In Which I Use a Video Game to Make a Point About the Relationship Between Personality Types, Cultural Values, and Mental Health
Or, The Head That Wears the Crown Doesn't Necessarily Have To Be Heavy
Video games, like all art forms, have the ability to hold up a mirror to life and give us insight into what it means to be human. They can do this through compelling storytelling, like in The Last of Us (storytelling so great it became a hit show on HBO). They can do it by incorporating themes and motifs from mythology and history, like in the Final Fantasy series. They can also achieve this through game mechanics—the rules, the physics, the objectives, or other aspects.
This is the case with Crusader Kings 3, a grand strategy game a friend recently recommended to me that contains one of the most (personally) satisfying game mechanics I’ve ever encountered: Stress.
Let me briefly explain. In CK3, you play as a historical ruler in the middle ages and your primary objective is simply to ensure that your dynasty continues to exist. When the character you select dies, you then switch and play as that character’s heir. All the while, you are making decisions about cultural and religious reforms, how to manage your vassals, who to marry, how to educate your children, if you should invade, if you should throw a feast for barons, if you should poison your enemies, and too many others to list, though you can see many, many more here.
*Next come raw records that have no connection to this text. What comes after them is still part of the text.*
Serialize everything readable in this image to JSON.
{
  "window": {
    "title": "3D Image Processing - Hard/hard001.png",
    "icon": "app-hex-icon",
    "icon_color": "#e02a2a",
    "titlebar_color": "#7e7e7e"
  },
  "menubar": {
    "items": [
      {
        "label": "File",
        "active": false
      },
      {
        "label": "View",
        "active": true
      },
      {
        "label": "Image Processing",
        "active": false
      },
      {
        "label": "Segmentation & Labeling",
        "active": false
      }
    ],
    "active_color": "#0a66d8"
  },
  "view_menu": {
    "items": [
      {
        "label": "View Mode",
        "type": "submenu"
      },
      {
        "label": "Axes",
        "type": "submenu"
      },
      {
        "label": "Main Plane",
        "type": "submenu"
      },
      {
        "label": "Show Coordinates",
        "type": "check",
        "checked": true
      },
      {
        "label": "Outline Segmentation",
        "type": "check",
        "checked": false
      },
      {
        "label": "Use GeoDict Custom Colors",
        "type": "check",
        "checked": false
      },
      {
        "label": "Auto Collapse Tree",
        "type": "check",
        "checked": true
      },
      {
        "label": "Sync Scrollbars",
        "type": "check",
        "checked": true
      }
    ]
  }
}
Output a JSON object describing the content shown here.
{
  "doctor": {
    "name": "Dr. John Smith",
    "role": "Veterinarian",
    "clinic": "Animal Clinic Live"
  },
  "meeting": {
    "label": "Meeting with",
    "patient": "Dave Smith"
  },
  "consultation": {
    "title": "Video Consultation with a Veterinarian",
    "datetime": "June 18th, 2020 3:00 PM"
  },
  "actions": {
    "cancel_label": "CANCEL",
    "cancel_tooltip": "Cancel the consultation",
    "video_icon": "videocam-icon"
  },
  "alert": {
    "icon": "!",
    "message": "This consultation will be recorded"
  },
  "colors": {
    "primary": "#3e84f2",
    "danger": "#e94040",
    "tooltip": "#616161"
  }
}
The characters are not just interchangeable digital avatars. Rulers have a variety of different sorts of traits that govern their strengths and weaknesses. Like in real life, some of these traits are genetic. Some of these traits are acquired through education. Still others are the result of specific life experiences like a death in the family.
In addition to influencing a character’s skill level, traits also determine what kinds of challenges are stressful. For example, if your character is ambitious, then granting someone their independence will increase your stress. If you are content, then taking the throne will increase your stress levels. If you are greedy, giving someone a gift is stressful. So on and so forth. You can see a more extensive list here.
What I love about this so much—and the mirror it holds up to reality—is how a mix of genetic and environmental forces shape who we are as people. Then, in turn, those same traits influence how we interact with our environment. And to take the abstraction a bit further, across time and culture, certain traits will help or hinder you more or less.
April was National Stress Awareness Month and May is National Mental Health Month, and I think CK3 provides a good vehicle to discuss how our cultural values generate stress. Specifically, I think two traits—ambition and content—are a good case study. Both words have positive and negative connotations. For some people, ambition simply means a desire to achieve as much as they can. But a darker meaning—and the primary definition for Merriam-Webster—is an ardent desire for rank, fame, or power. For some, being ambitious is an asset; for others, a liability. Content can mean a feeling of satisfaction, or it can mean to limit oneself for some reason.
These distinctions are key because of how they relate cultural expectations. We’re shouted at from all angles to constantly attain more, which means we’re always focused on the future. We have to get good grades to get into a good college to get a good job, and then we have to keep producing more and more to earn more money and more respect among our peers. Yes, in quiet corners you will encounter quant messaging about smelling the roses and the like, but that doesn’t pay the bills and that is not the message our economic policy sends.
It is the message they send in a place like Finland, which consistently ranks as one of the “happiest” countries in the world and emphasizes appreciation over ambition. This value bleeds into how society is organized in material ways. As Teemu Kiiski, a Finnish designer, told The New York Times, strong public funding for things like the arts “affects the kind of work that we make, because we don’t have to think of the commercial value of art. … So what a lot of the artists here make is very experimental.”
It’s not perfect, of course. Some Finnish people say that they are suspicious of what “happy” even really means (I tend to concur) and that knowing they are supposed to be the happiest place in the world puts pressure on them to…be happy, which actually makes perfect sense because comparing our lives to the lives of others is one of the most stressful behaviors we engage in.
But nonetheless, the Finnish model seems much more supportive of what Self-Determination Theory refers to as basic psychological needs that fuel human wellness: competence, autonomy and relatedness. These are intrinsic values, things that are their own reward. Mastering a skill feels good, the ability to act of your own volition feels good, forming genuine relationships with other people feels good. On the other hand, extrinsic values—wealth and status, the things Americans often equate with success—can actually undermine wellbeing.
Ironically, in Crusader Kings 3, “ambition” and “content” are mutually exclusive traits. They are each other’s opposite. Different cultures reward different types of personality traits, but we have a say—collectively—on what those traits are. We currently reward ambition more than we reward being content, at least in terms of what is commonly understood to mean success. We cannot separate that from the discussions related to stress and mental health.